Feds Reinforce School Rules for Accepting Undocumented Immigrants
The Obama administration delivered an unequivocally clear message — again — on Thursday: All children have a right to enroll in public schools regardless of their citizenship or immigration status.
Three years after clarifying to schools that they cannot turn away children, the Education and Justice Departments issued another set of guidance documents that provide in painstaking detail what schools can and cannot ask for when families want to enroll their children. The agencies also provided examples of acceptable enrollment policies.
For example, schools can violate federal law by requiring Social Security numbers or birth certificates when a student wants to enroll. Schools can instead ask for proof of residency in a school district, which a family can do with an electric bill or copy of a lease.
In a Dear Colleague letter, the agencies say they’ve recently “become aware of student enrollment practices that may chill or discourage the participation, or lead to the exclusion, of students based on their or their parents’ or guardians’ actual or perceived citizenship or immigration status.”

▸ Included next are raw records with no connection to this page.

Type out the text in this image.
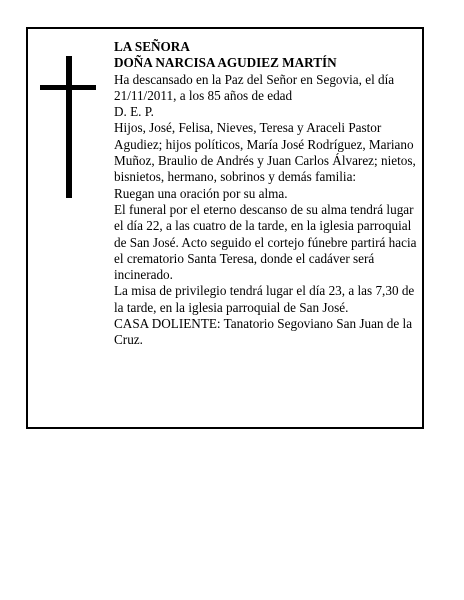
LA SEÑORA

DOÑA NARCISA AGUDIEZ MARTÍN

Ha descansado en la Paz del Señor en Segovia, el día 21/11/2011, a los 85 años de edad

D. E. P.

Hijos, José, Felisa, Nieves, Teresa y Araceli Pastor Agudiez; hijos políticos, María José Rodríguez, Mariano Muñoz, Braulio de Andrés y Juan Carlos Álvarez; nietos, bisnietos, hermano, sobrinos y demás familia:

Ruegan una oración por su alma.

El funeral por el eterno descanso de su alma tendrá lugar el día 22, a las cuatro de la tarde, en la iglesia parroquial de San José. Acto seguido el cortejo fúnebre partirá hacia el crematorio Santa Teresa, donde el cadáver será incinerado.

La misa de privilegio tendrá lugar el día 23, a las 7,30 de la tarde, en la iglesia parroquial de San José.

CASA DOLIENTE: Tanatorio Segoviano San Juan de la Cruz.
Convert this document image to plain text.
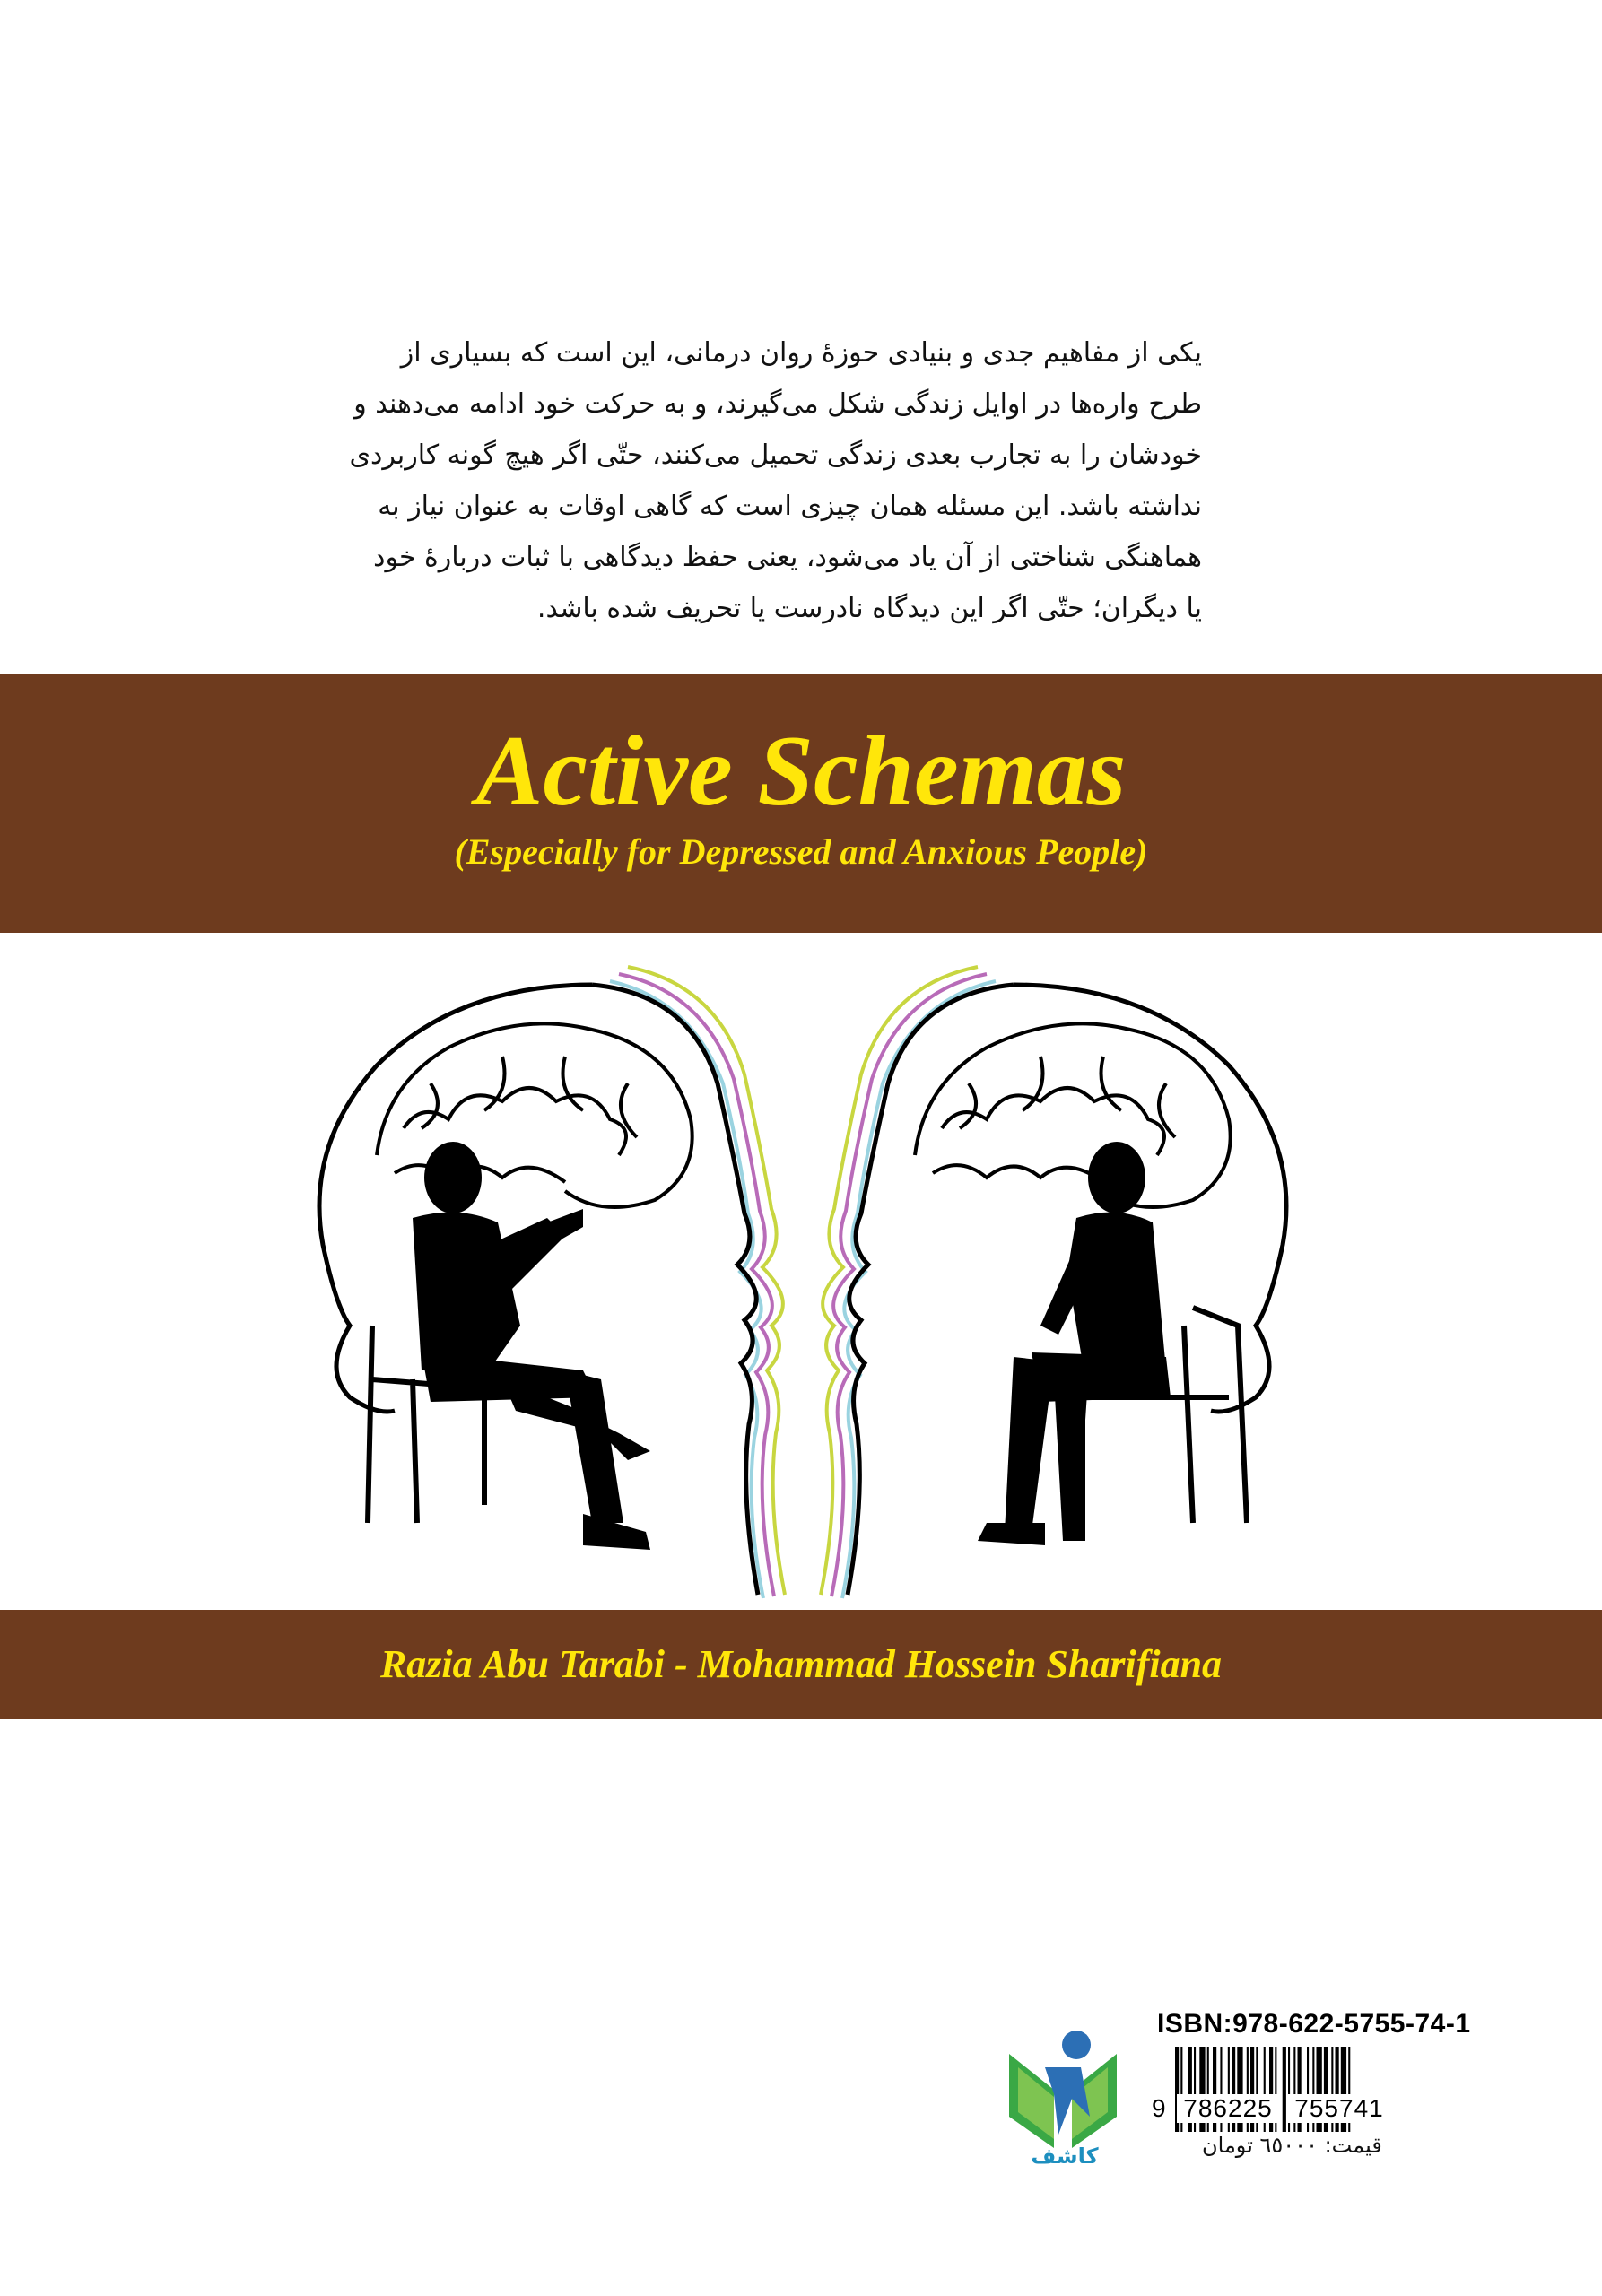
یکی از مفاهیم جدی و بنیادی حوزهٔ روان درمانی، این است که بسیاری از
طرح واره‌ها در اوایل زندگی شکل می‌گیرند، و به حرکت خود ادامه می‌دهند و
خودشان را به تجارب بعدی زندگی تحمیل می‌کنند، حتّی اگر هیچ گونه کاربردی
نداشته باشد. این مسئله همان چیزی است که گاهی اوقات به عنوان نیاز به
هماهنگی شناختی از آن یاد می‌شود، یعنی حفظ دیدگاهی با ثبات دربارهٔ خود
یا دیگران؛ حتّی اگر این دیدگاه نادرست یا تحریف شده باشد.
Active Schemas
(Especially for Depressed and Anxious People)
Razia Abu Tarabi - Mohammad Hossein Sharifiana
کاشف
ISBN:978-622-5755-74-1
9 786225 755741
قیمت: ٦٥٠٠٠ تومان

The Department of Homeland Security estimates that there are 1.1 million undocumented children under age 18 living in the U.S.
On a call with reporters, Education Secretary Arne Duncan said that the department’s Office for Civil Rights has received 17 complaints related to school enrollment policies since its 2011 guidance on the issue. The complaints came from all over the country, Assistant Secretary for Civil Rights Catherine Lhamon said: Colorado, D.C., Michigan, Ohio, Louisiana, New Mexico and North Carolina, among others.